England and Englishness are both strengthened and threatened by each of these factors, and the ability to move between the foreign and the domestic is an opportunity for financial and personal gain—but also a chance for contamination, threats, fear, or prejudice. Even characters who seem to be at the very center of England and the very center of the novel can easily be made to seem foreign and out of place.
Questions About Foreignness and "The Other"
There are a lot of different countries outside England that play important roles in Jane Eyre, especially France, India, and Jamaica. What is the novel’s tone or attitude toward each of these places? What do they represent or get stereotyped as representing?

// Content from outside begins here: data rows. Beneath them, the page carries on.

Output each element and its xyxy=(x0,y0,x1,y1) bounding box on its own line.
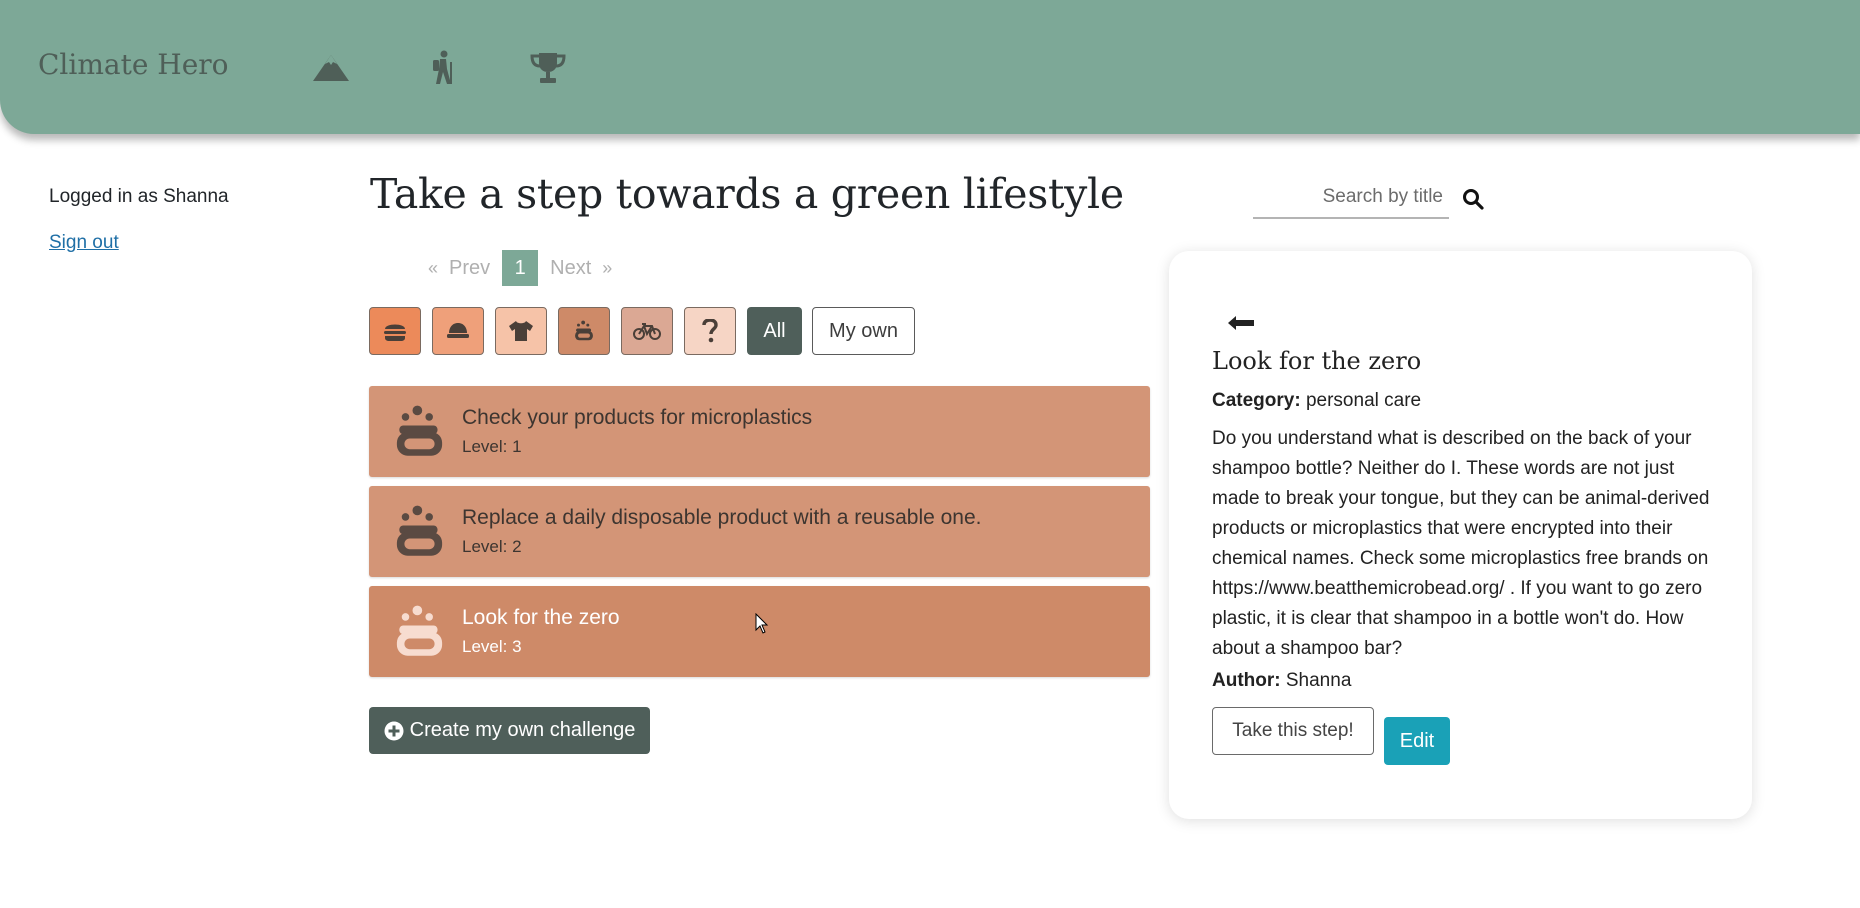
pagination-prev[interactable]: Prev xyxy=(449,257,490,280)
brand-logo-text[interactable]: Climate Hero xyxy=(38,48,229,81)
hiker-icon[interactable] xyxy=(422,48,462,88)
mountain-icon[interactable] xyxy=(311,48,351,88)
challenge-title: Replace a daily disposable product with … xyxy=(462,506,982,529)
pagination-page-1[interactable]: 1 xyxy=(502,250,539,286)
category-filters: All My own xyxy=(369,307,915,355)
top-navbar: Climate Hero xyxy=(0,0,1860,134)
trophy-icon[interactable] xyxy=(528,48,568,88)
burger-icon xyxy=(384,324,406,341)
soap-icon xyxy=(396,405,443,456)
plus-circle-icon xyxy=(384,721,404,740)
category-value: personal care xyxy=(1305,390,1422,411)
filter-clothing-button[interactable] xyxy=(495,307,547,355)
search-input[interactable] xyxy=(1253,176,1449,217)
bicycle-icon xyxy=(633,323,661,340)
filter-food-button[interactable] xyxy=(369,307,421,355)
detail-category: Category: personal care xyxy=(1212,390,1421,412)
detail-author: Author: Shanna xyxy=(1212,670,1351,692)
author-value: Shanna xyxy=(1285,670,1352,691)
challenge-title: Look for the zero xyxy=(462,606,620,629)
logged-in-text: Logged in as Shanna xyxy=(49,186,229,207)
back-arrow-icon[interactable] xyxy=(1227,307,1255,337)
question-icon xyxy=(702,319,718,343)
mouse-cursor-icon xyxy=(755,613,769,634)
author-label: Author: xyxy=(1212,670,1281,691)
cap-icon xyxy=(447,323,469,338)
soap-icon xyxy=(396,505,443,556)
filter-my-own-button[interactable]: My own xyxy=(812,307,915,355)
challenge-level: Level: 3 xyxy=(462,637,522,656)
challenge-level: Level: 2 xyxy=(462,537,522,556)
filter-home-button[interactable] xyxy=(432,307,484,355)
page-title: Take a step towards a green lifestyle xyxy=(370,170,1124,218)
search-icon[interactable] xyxy=(1462,188,1486,212)
challenge-card[interactable]: Check your products for microplastics Le… xyxy=(369,386,1150,477)
category-label: Category: xyxy=(1212,390,1301,411)
filter-transport-button[interactable] xyxy=(621,307,673,355)
challenge-card[interactable]: Replace a daily disposable product with … xyxy=(369,486,1150,577)
filter-personal-care-button[interactable] xyxy=(558,307,610,355)
soap-icon xyxy=(396,605,443,656)
filter-all-button[interactable]: All xyxy=(747,307,802,355)
shirt-icon xyxy=(509,321,533,341)
create-challenge-label: Create my own challenge xyxy=(409,719,636,741)
pagination-last[interactable]: » xyxy=(602,258,612,279)
create-challenge-button[interactable]: Create my own challenge xyxy=(369,707,650,754)
filter-other-button[interactable] xyxy=(684,307,736,355)
pagination-next[interactable]: Next xyxy=(550,257,591,280)
take-this-step-button[interactable]: Take this step! xyxy=(1212,707,1374,755)
challenge-detail-panel: Look for the zero Category: personal car… xyxy=(1169,251,1752,819)
pagination-first[interactable]: « xyxy=(428,258,438,279)
detail-title: Look for the zero xyxy=(1212,347,1422,375)
search-field xyxy=(1253,176,1449,219)
challenge-title: Check your products for microplastics xyxy=(462,406,813,429)
sign-out-link[interactable]: Sign out xyxy=(49,232,229,254)
edit-button[interactable]: Edit xyxy=(1384,717,1450,765)
soap-icon xyxy=(575,320,593,341)
challenge-level: Level: 1 xyxy=(462,437,522,456)
detail-description: Do you understand what is described on t… xyxy=(1212,428,1710,659)
pagination: « Prev 1 Next » xyxy=(428,250,612,286)
sidebar: Logged in as Shanna Sign out xyxy=(49,186,229,254)
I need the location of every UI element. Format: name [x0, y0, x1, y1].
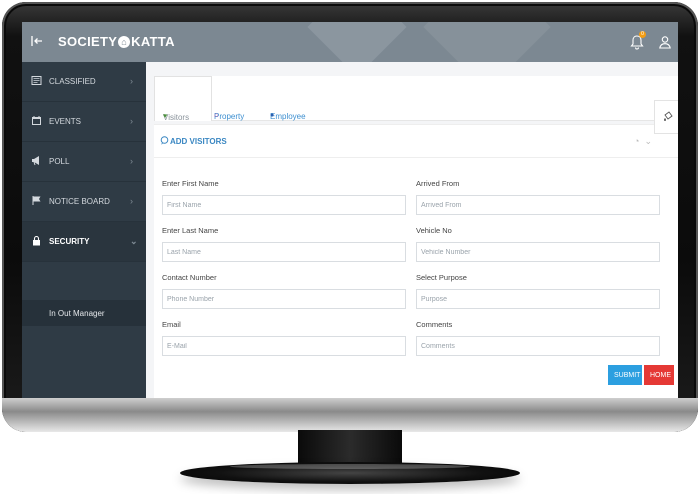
purpose-select[interactable] [416, 289, 660, 309]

How can we, as twenty-first-century readers, think critically and productively about the racism and prejudice that are obvious in a nineteenth-century novel like Jane Eyre? Is it enough to say that historical context explains these attitudes, or do we need to delve deeper into them to understand how they work?
How does Bertha’s Creole heritage relate to other aspects of her characterization?
How would the novel be different if Bertha were a white Englishwoman or if Jane were Creole?
Does Jane herself get "othered" in the context of Jane Eyre? In what settings does she seem like an outsider or a foreigner?
Chew on This
Bertha Mason embodies all the things that threaten the landed Victorian gentry: feminine sexuality, racial otherness, irrational behavior, and overseas wealth.
Jane’s outsider status at Gateshead is similar to Bertha’s outsider status at Thornfield.